A evolução recente da regulamentação europeia está levando a indústria alimentar a repensar profundamente a forma como gere um dos seus recursos mais essenciais: a água. Tradicionalmente considerada um insumo operacional, a água assume agora um papel central na segurança alimentar, na conformidade regulatória e na eficiência produtiva.
Esse movimento está diretamente ligado à implementação da Diretiva (UE) 2020/2184, que estabelece novos requisitos para a qualidade da água na União Europeia, bem como à sua transposição para os quadros nacionais.
A normativa introduz uma abordagem mais exigente e abrangente, com reforço dos limites para determinados contaminantes e maior foco na gestão de risco ao longo de toda a cadeia de utilização da água, incluindo no contexto industrial alimentar.

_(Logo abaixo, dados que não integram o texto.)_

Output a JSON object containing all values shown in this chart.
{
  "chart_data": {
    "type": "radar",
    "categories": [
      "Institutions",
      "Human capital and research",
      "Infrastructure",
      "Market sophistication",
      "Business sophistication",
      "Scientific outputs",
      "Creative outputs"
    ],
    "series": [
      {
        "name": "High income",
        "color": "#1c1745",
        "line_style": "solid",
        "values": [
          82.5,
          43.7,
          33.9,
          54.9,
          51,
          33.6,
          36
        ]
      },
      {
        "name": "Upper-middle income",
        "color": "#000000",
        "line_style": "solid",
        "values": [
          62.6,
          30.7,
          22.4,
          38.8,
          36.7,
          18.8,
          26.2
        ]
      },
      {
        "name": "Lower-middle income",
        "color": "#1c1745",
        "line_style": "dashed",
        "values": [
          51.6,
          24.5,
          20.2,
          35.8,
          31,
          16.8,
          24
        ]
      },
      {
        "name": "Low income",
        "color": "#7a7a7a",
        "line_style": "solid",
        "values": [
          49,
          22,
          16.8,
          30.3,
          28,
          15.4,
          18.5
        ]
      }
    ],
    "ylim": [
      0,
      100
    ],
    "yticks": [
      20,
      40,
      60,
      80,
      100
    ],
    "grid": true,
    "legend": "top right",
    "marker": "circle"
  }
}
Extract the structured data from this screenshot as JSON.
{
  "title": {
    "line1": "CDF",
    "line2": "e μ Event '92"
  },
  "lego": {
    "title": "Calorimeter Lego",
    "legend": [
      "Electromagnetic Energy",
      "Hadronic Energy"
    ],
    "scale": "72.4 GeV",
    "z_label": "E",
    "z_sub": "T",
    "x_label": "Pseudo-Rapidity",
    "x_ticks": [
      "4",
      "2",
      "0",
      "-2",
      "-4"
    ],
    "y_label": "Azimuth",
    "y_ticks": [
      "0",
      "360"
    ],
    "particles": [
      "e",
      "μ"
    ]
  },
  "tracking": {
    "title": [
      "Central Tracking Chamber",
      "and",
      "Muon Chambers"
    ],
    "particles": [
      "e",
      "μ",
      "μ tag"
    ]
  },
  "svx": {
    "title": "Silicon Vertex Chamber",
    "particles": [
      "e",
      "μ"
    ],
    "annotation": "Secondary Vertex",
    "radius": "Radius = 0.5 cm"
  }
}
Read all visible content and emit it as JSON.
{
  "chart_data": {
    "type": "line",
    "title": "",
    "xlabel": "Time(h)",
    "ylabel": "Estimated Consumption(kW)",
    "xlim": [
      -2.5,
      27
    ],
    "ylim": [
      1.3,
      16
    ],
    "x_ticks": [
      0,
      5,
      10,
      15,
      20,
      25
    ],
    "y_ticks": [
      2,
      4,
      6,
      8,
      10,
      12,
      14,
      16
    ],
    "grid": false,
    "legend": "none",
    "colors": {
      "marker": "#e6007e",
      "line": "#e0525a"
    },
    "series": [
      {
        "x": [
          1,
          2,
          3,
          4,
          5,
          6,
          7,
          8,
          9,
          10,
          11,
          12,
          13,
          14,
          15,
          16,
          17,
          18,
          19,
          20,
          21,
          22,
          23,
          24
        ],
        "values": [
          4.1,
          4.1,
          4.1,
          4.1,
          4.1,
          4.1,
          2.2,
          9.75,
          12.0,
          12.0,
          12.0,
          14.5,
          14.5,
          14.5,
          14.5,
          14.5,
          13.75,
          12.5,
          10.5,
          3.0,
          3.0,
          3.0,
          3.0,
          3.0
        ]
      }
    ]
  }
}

Essa evolução implica que as empresas deixam de depender exclusivamente da qualidade da água fornecida e passam a ser responsáveis por garantir a sua conformidade no ponto de uso. Isso significa integrar o controle da água nos sistemas de segurança alimentar, como o APPCC, assegurando monitorização contínua, identificação de pontos críticos e capacidade de resposta rápida a eventuais desvios.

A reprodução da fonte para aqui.